Ne lisez pas Alain Duhamel dans Libération de jeudi si vous voulez comprendre l'ampleur et les enjeux de la crise de la zone euro. Notre inoxydable chroniqueur succombe à un exercice de nombrilisme franco-français qui permet de célébrer, au-delà de toute réalité, l'excellence nationale au secours des autres nations égarées.  

Se relit-il seulement ? «Nicolas Sarkozy s'est nettement imposé parmi ses pairs européens comme le leader naturel dès que souffle la tempête ; Dominique Strauss-Kahn a démontré une fois de plus qu'il possède toute la compétence, la clairvoyance et l'autorité nécessaire pour faire face au péril extrême. La France possède deux hommes d'Etat, deux hommes de crise». Voilà notre Duhamel transformé dans Libération en journaliste nord-coréen !

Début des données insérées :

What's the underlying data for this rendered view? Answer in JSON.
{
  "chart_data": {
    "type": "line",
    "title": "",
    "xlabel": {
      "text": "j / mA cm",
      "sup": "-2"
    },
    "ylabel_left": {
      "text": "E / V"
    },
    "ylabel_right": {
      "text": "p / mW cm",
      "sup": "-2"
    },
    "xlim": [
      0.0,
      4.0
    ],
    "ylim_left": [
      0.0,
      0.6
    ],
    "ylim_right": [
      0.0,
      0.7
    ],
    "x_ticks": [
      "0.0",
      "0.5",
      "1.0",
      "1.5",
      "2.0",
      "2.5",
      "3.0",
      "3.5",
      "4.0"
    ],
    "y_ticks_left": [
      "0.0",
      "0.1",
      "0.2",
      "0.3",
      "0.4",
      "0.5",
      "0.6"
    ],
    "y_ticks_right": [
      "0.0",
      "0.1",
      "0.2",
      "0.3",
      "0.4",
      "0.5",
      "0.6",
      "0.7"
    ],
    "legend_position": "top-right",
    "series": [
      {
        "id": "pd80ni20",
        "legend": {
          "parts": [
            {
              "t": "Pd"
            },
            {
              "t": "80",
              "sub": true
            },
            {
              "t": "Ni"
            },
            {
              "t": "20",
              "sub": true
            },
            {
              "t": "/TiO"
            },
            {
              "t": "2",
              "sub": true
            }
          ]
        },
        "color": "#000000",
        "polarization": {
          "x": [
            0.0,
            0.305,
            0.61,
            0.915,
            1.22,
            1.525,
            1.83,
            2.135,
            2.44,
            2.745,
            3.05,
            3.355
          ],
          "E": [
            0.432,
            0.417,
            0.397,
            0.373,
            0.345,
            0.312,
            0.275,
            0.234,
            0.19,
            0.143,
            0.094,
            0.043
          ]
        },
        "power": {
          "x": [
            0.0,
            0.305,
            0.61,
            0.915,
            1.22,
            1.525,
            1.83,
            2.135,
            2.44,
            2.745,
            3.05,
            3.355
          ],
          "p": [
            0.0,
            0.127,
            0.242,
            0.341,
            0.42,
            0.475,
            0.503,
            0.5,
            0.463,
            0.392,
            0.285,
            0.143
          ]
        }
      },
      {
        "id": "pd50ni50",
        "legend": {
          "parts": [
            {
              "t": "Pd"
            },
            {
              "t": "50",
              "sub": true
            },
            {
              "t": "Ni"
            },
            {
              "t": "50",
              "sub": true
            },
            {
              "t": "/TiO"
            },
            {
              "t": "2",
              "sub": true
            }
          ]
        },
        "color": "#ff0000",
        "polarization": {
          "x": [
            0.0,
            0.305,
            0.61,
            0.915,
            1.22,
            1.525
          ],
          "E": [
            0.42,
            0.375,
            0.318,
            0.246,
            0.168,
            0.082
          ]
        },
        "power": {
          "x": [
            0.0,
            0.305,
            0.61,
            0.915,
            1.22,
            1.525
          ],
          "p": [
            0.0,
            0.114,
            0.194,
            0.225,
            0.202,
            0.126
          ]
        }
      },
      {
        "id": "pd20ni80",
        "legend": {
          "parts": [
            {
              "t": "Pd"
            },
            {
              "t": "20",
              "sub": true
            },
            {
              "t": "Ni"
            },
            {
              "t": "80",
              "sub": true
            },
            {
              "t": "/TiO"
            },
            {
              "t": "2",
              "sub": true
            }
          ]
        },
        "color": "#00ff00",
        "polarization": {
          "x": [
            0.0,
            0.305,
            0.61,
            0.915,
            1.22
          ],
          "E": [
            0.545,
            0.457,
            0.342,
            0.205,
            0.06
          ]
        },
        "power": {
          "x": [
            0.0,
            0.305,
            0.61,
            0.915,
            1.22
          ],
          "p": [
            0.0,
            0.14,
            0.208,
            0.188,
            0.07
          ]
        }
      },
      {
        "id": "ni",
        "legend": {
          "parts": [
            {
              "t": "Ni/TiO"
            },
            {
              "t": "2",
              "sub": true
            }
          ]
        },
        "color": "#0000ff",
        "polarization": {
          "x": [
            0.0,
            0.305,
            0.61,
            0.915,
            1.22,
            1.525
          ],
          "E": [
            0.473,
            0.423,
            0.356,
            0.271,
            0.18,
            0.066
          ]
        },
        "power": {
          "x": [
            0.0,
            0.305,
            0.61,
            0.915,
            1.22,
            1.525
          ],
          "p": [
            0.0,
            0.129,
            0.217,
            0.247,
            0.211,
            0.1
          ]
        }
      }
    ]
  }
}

Plus sérieusement, la presse anglo-saxonne et plusieurs centres d'études reviennent méticuleusement sur les moyens mis en œuvre pour éteindre l'incendie grec. Avec des regards prudents, souvent sceptiques, parfois très critiques.

Mark Weisbrot.Mark Weisbrot.

La première critique concerne Dominique Strauss-Kahn et le plan d'austérité sans précédent imposé à la Grèce. Dans plusieurs articles, Mark Weisbrot, économiste et co-directeur du Center for economic and policy research (de sensibilité plutôt à gauche ou «progressiste»), un centre d'études basé à Washington, se livre à une critique en règle du plan du FMI.

Il rappelle que les mesures dictées aux Grecs furent celles appliquées aux économies des pays baltes (Estonie et Lithuanie) frappées de plein fouet par la crise de 2008. La médecine fut brutale : coupes spectaculaires dans les dépenses publiques, réduction des salaires, baisses des emplois de fonctionnaires. Pas question d'une dévaluation compétitive, encore moins d'un rééchelonnement des dettes : car les banques européennes (autrichiennes, allemandes et françaises) étaient engagées à hauteur de centaines de milliards dans ces pays. La purge sociale fut donc le seul remède appliqué.

Il en est de même en Grèce, explique Mark Weisbrot, où le directeur général du FMI veut bien reconnaître le caractère «douloureux» d'un plan d'austérité sans précédent tout en le jugeant indispensable. Or, note Weisbrot, ce plan est intenable : «Dans moins de trois ans, et probablement avant, la Grèce fera face à la même crise qu'aujourd'hui». «Les projections faites montrent que même si ce programme fonctionnait, la dette grecque augmentera de 115% du PNB aujourd'hui à 143% en 2013». Et elle se retrouvera, malgré la déflation sociale organisée, face aux mêmes choix : rééchelonner sa dette, la restructurer, se déclarer en faillite ou sortir de l'euro.

Retrouvez ci-dessous les différents articles (en anglais) de Mark Weisbrot:

The European Union's Dangerous Game

Baltic Countries Show What Greece May Look Forward To If It Follows EC/IMF Advice

IMF Changing Slowly, But How Much?

Avec les articles de Martine Orange et de Laurent Mauduit, Mediapart a été un des très rares médias à questionner ce plan FMI/Strauss-Kahn, qui semble faire consensus en France. Mark Weisbrot s'étonne également que l'on puisse organiser une mise en récession brutale d'un pays (-4% cette année !) et un chômage de masse pour, justement, le sortir de la crise. «C'est au contraire par la croissance qu'il faut chercher la sortie de crise», dit-il.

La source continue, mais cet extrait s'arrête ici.